A Sweet Match: A Great Product, Critical Research Combine for South End Bee Company

As it turns out, bees happen to be city people.

That’s the revelation that South End resident Noah Wilson-Rich stumbled upon while installing a bee hive in the backyard of his landlord’s property on West Concord Street nine years ago.

Now, not only has Wilson-Rich produced groundbreaking research worldwide about the success of bees in urban environments, but also he has founded a pretty sweet company – Best Bees Company – that maintains hives all over the City and sells local honey.

“It’s been amazing since we started in 2010 and we’ve been in the South End the whole time,” he said during a recent morning at the Albany Street headquarters. “About nine years ago, I told my landlord that I was starting this bee research company in my living room at my West Concord Street apartment where I still live. I figured I had better tell him and he was okay with it. Then I asked if he would put a hive in the back and he agreed to that too…After a while, I noticed they were doing so well in the South End. I wanted to know why they were flourishing in an urban environment and doing better than the bees that were in the country setting. They were living longer and producing more and were healthy.”

This was particularly interesting because it came at the time when bee colonies were suffering from collapse and disease, and national headlines about the worrisome status of bees had the general public enthralled with that story.

Everyone wanted to save the bees.

So, as a bee researcher, Wilson-Rich was particularly curious as to why his bees in the City were doing so well somewhere that one would think isn’t the best place for bees.

As it turns out, Wilson-Rich found that the City is actually a good host to bees, and the plant life has more variety to keep bees fed than in the suburbs.

They accomplished that by doing DNA testing on the honey produced by bees and finding out what plants were being used to produce the honey. The surprising result was that the City has more food for bees, thus making them healthier.

They analyzed bee colonies in Duxbury, and transposed that with colonies in Dorchester and Boston.

“Bees weren’t doing as well in Duxbury as they were in Boston, which you wouldn’t think would be the case,” he said. “Duxbury is considered to be so much nicer, but for the environment, it’s not. Those big, green lawns are actually not good for ecological health, which is what hurt the bees.”

Those findings were made world famous when Wilson-Rich gave a Ted Talk online, and his findings were picked up all over the place.

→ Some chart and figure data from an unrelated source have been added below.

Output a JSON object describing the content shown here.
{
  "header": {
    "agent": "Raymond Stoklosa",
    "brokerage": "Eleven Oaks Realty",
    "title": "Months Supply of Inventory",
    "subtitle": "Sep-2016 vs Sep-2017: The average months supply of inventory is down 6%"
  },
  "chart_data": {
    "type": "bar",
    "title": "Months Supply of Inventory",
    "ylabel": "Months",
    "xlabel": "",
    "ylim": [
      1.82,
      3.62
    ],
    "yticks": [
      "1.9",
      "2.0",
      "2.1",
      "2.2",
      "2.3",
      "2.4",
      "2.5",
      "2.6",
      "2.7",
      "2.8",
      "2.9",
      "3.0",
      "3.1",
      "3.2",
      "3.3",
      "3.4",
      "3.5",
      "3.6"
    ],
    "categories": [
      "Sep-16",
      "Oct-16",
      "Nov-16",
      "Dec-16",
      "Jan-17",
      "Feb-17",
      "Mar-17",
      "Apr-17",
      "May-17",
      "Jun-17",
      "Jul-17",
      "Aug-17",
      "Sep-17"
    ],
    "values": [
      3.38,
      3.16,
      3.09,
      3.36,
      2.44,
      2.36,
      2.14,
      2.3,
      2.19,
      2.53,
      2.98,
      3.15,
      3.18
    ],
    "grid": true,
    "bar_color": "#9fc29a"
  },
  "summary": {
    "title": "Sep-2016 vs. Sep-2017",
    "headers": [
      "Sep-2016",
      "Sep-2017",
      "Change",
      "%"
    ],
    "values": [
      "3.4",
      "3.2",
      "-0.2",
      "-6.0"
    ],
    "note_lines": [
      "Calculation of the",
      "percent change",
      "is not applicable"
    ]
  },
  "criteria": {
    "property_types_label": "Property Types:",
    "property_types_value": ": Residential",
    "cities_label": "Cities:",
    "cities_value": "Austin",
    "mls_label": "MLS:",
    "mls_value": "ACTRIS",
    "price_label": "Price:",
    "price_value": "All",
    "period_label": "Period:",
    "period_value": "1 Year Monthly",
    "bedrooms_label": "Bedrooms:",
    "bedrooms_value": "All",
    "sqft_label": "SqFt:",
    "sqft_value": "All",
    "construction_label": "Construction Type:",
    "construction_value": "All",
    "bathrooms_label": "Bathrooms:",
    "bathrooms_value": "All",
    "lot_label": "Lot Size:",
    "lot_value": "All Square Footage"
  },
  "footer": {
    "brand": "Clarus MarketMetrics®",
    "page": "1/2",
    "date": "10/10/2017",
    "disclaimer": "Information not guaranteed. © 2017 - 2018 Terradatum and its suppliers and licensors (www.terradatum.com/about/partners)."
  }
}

At one point, he realized he had made it big when he saw himself on the television in an airport while traveling.

Yet, even more interesting, is that he transformed that research into a business plan – melding the two into one.

The Best Bees Company now has hundreds of hives on rooftops in Boston, Chicago, New York, Pittsburgh and other cities. In Boston, the company has a fleet of seven vans that service hives all over the region. Customer pay for the hives and the maintenance, and they get to keep all of the product – which is the local honey (in Boston, most of the local honey comes from the Linden Tree, he said).

In exchange, Wilson-Rich conducts research on all of the hives – using technology that monitors them in real time and provides critical data for research into urban bees.

“It’s really like a complete circle,” he said. “We can enjoy the product, but each hive gives us a look at what’s happening with the bees, and we can get the data to work with, which provides us information we can share with the City about increasing sustainability, and that helps bees and also gives people a lot more honey.”

One of the big breaks for the company came when the owner of Beacon Capital decided he wanted hives on all of his properties. Reaching out to Wilson-Rich, the company soon went national and allowed him to enter into a new area of research – bees in high places.

As it turns out, again, bees do even better on skyscrapers.

That will also be a Ted Talk on June 30, where Wilson-Rich will discuss the data he uncovered about why bee colonies thrive on tall buildings – noting that it has a lot to do in his opinion with not having to use as much energy to leave and return to the hive.

“Bees are just skydiving off the tops of the buildings and that saves energy,” he said. “When they return, the rising heat lifts them to the hive and they use less energy.”

Throughout Boston, though, there have been stalwarts to the program – including many hotels like the Taj, the Fairmont Copley and the Four Seasons. Most of the hotels use the honey in their recipes or in the bars. Some actually use it as gifts for guests.

At the Taj, on a recent morning, Director of Field Operations Jessica O’Keefe checked on the hives on the top of the Back Bay hotel. The bees buzzed around the rooftop and seemed very happy feasting on the flowers in the Common and Public Gardens.

Taj officials said they love the program, which they’ve had for several years, and plan to feature it in an upcoming renovation.

Meanwhile, back on Albany Street, Wilson-Rich said he’s glad to have maintained his research and start a thriving business at the same time while keeping a footprint in the South End.